Este fracaso en la justicia transicional estuvo marcado por la ausencia de voluntad política y de que los represores se encontraban en posiciones de poder importantes. Esta semana se hizo público que el Procurador General de la República en ese tiempo, el general Rafael Macedo de la Concha, fue agente de la Dirección Federal de Seguridad en los años setenta del siglo pasado, que fue el músculo represor por excelencia el antiguo régimen durante la guerra sucia.
En el sexenio peñista se realizaron algunas reformas legales, como la Ley General de Víctimas, que tuvieron el fin de dar la impresión de qué se atendía el grave problema de violación a los derechos humanos. Pero la realidad mostró en lacerante rostro de la violencia ejercida desde el Estado. El punto de quiebre fue la desaparición y asesinato en 2014 en los estudiantes en Ayotzinapa. El gobierno federal aceptó la participación internacional en la investigación, pero sistemáticamente bloqueó el flujo de información. La verdad histórica esgrimida por el procurador general de la república se convirtió en la única verdad.
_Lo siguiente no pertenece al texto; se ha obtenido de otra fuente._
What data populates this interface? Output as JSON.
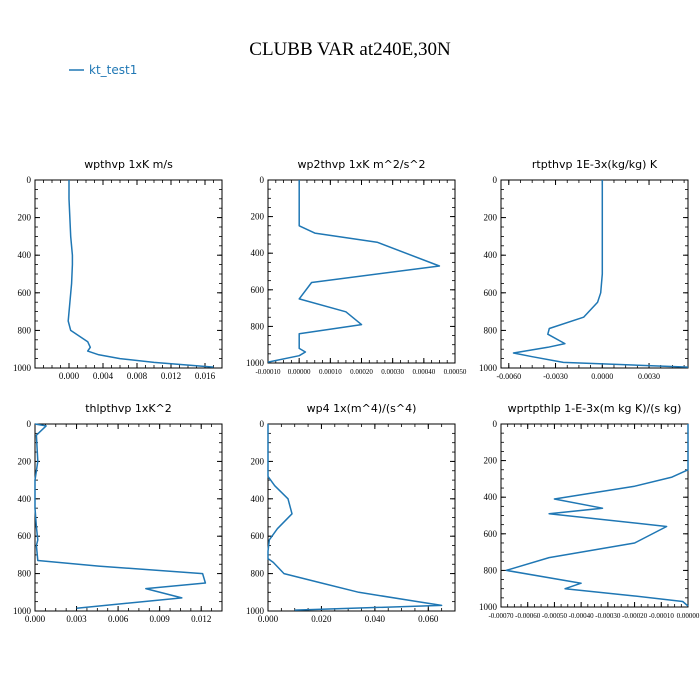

El cambio de gobierno en 2018 abrió la puerta de esperanza para que por fin se hiciera justicia, porque el gobierno incluyó en su discurso la justicia transicional con el fin de promover espacios de discusión para impulsar reformas. En el plan nacional de desarrollo 2019-2024 se expresa “… Uno de los principios rectores de la política es que no existe paz sin justicia, por lo cual, entre otras, se dará impulso a los procesos regionales de pacificación con esclarecimiento, justicia, reparación, garantía de no repetición y reconciliación nacional”.
No se puede negar que se han llevado a cabo acciones para esclarecer, llevar ante la justicia a violadores de los derechos humanos, pero esas acciones han sido aisladas y dispersas. No existe una política pública con objetivos y estrategias claras sobre justicia transicional. La naturaleza de la violencia ha transitado de la ejercida directamente por el Estado a la practicada por redes criminales, conformadas por policías, militares, ministerios públicos, jueces, delincuentes, políticos y empresarios.
Un aspecto esencial en el que se pudo haber avanzado es en la transformación de las instituciones responsables de la seguridad pública y las fuerzas armadas. Ninguno de los gobiernos, desde la alternancia, panista, priísta o morenista se ha preocupado por depurar a esas instituciones.
Las fiscalías federales y estatales y las policías, desde la guardia nacional hasta las policías municipales están incrustados emisarios del pasado. La depuración de las fuerzas de seguridad y el desmantelamiento de las redes criminales serían pasos esenciales para avanzar en el camino de la justicia transicional. Transición política sin justicia, no es transición a la democracia. Lo demás es demagogia.